O setor de organização e produção de eventos em Moçambique enfrenta um clima de forte tensão, após denúncias públicas de alegada concentração sistemática de contratos públicos e privados nas mãos do Grupo Evolution Moçambique, empresa associada a capitais portugueses.
Empresários nacionais afirmam que a empresa
tem sido beneficiada com adjudicações diretas e concursos considerados
“viciados”, o que, segundo alegam, tem conduzido dezenas de operadores
moçambicanos à asfixia financeira e iminente falência.
Acusações
de favorecimento e adjudicações diretas
De acordo com fontes do setor, a Evolution
estaria a beneficiar de alegado apadrinhamento de figuras influentes ligadas ao
partido no poder, a FRELIMO, incluindo antigos membros do Governo e
responsáveis em empresas públicas.
As denúncias apontam para:
- Adjudicações
sem concurso público;
- Prazos
exíguos (cerca de 15 dias) para apresentação de propostas em concursos
formais;
- Entregas
antecipadas de projetos à Evolution com meses de antecedência;
- Subcontratação
posterior de empresas nacionais a valores considerados residuais.
Uma fonte empresarial sustenta que tais
práticas criam um ambiente de concorrência desigual, agravando a situação de
empresas que suportam custos fixos elevados — rendas, salários, manutenção de
equipamentos e encargos bancários — sem acesso equitativo ao mercado.
Histórico
judicial e mudança de designação
As críticas incluem referência a um caso
judicial envolvendo a empresa S&R – Santos & Reis Estruturas e
Eventos, apontada como anterior designação do grupo.
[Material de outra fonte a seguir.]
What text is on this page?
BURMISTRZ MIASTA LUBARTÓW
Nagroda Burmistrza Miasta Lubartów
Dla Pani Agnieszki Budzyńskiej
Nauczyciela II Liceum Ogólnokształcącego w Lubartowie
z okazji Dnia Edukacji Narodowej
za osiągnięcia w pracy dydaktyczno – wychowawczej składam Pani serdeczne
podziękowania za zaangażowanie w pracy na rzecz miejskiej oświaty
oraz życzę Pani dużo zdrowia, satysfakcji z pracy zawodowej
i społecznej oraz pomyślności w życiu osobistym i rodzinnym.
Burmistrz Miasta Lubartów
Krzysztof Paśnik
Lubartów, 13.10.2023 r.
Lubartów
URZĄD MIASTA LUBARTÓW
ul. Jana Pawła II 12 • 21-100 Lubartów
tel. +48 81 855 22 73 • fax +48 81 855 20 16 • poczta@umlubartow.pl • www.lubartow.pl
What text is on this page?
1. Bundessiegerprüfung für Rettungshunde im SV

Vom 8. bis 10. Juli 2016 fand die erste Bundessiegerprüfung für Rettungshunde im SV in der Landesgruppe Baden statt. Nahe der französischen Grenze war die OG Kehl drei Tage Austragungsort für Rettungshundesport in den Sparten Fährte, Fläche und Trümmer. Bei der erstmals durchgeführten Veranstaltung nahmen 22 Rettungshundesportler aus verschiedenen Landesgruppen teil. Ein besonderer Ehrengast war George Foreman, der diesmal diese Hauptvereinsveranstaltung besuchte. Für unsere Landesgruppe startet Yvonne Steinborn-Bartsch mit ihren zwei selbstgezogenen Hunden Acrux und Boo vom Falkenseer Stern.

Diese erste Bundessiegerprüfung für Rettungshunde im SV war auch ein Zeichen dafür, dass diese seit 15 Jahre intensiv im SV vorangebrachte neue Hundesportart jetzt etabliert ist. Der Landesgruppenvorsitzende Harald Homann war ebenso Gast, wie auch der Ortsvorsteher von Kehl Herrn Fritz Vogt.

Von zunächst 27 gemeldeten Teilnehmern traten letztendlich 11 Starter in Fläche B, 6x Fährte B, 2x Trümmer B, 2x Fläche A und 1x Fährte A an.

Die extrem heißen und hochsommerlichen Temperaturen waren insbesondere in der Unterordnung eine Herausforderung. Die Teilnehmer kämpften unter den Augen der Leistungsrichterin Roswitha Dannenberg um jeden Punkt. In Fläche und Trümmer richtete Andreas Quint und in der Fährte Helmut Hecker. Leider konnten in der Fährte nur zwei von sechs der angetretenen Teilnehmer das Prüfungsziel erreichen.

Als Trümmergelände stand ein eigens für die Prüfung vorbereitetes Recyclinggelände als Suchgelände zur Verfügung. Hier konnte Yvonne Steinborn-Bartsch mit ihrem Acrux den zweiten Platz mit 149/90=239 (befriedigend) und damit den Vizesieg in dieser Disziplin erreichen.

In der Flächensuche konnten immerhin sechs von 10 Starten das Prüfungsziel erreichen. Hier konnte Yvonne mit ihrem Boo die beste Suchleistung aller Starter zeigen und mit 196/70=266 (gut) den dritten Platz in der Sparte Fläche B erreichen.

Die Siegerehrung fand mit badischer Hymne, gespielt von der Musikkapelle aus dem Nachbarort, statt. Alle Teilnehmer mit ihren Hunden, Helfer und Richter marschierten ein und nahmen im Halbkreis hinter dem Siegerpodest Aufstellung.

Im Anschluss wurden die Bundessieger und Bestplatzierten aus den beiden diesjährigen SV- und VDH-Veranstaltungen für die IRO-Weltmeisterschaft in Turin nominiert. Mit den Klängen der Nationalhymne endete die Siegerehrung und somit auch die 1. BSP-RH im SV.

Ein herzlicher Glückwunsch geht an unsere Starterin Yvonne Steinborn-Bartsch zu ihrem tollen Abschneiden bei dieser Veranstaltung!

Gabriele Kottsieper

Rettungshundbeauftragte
Segundo relato de um
advogado ouvido pelos empresários, a empresa esteve ligada a um processo
envolvendo o IPEX (Instituto para a Promoção das Exportações), que
resultou na condenação da então diretora, Cecília Candrinho, por
adjudicações diretas consideradas irregulares.
A dirigente foi condenada a pena de prisão
convertida e ao pagamento de cerca de 60 milhões de meticais ao Estado.
Empresários afirmam que, após esse episódio,
o grupo teria alterado a designação comercial para Grupo Evolution Moçambique.
Impacto
económico e social
O setor de eventos emprega diretamente
dezenas de trabalhadores por empresa, além de técnicos sazonais — eletricistas,
montadores, operadores de som e imagem, técnicos de frio, serviços de limpeza e
catering.
Segundo representantes empresariais:
- Cada
empresa emprega, em média, mais de 60 trabalhadores diretos;
- Cada
trabalhador sustenta agregados familiares alargados;
- O
colapso do setor poderá gerar impacto social significativo.
Há ainda denúncias de facilidades de crédito
junto da banca comercial — nomeadamente Millennium BIM e Banco
Comercial e de Investimentos — supostamente não acessíveis nas mesmas
condições às empresas nacionais. Não há, contudo, confirmação pública dessas
alegações.
Alegada
concentração em grandes instituições públicas
Entre as instituições referidas como clientes
recorrentes da Evolution constam:
- Hidroeléctrica
de Cahora Bassa (HCB)
- Banco
de Moçambique
- APIEX
- FACIM
- Centro
Internacional de Conferências Joaquim Chissano
Empresários afirmam que, no caso da FACIM, a
Evolution tem assumido papel central na montagem de pavilhões, estruturas e
produção técnica, levantando questionamentos sobre eventual concentração
excessiva de contratos.
Apelos à
investigação
As denúncias culminam com apelos formais para
intervenção do Gabinete Central de Combate à Corrupção, solicitando
investigação sobre:
- Eventuais
conflitos de interesse;
- Possíveis
pagamentos ilícitos;
- Critérios
de adjudicação;
- Cumprimento
da legislação sobre contratação pública.
Até ao momento, não há posicionamento público
da empresa visada nem das instituições mencionadas relativamente às acusações.
Questão
de fundo: concorrência e soberania económica
Para os empresários nacionais, a questão
ultrapassa a disputa comercial. Argumentam que está em causa:
- A
sustentabilidade das indústrias culturais e criativas;
- A
proteção do tecido empresarial nacional;
- A
transparência nos processos de contratação pública.
Reiteram não se opor ao investimento
estrangeiro, mas defendem igualdade de oportunidades, concursos transparentes e
fiscalização rigorosa.
O debate agora desloca-se para o campo
institucional: caberá às autoridades competentes averiguar os factos e, se
necessário, responsabilizar os envolvidos.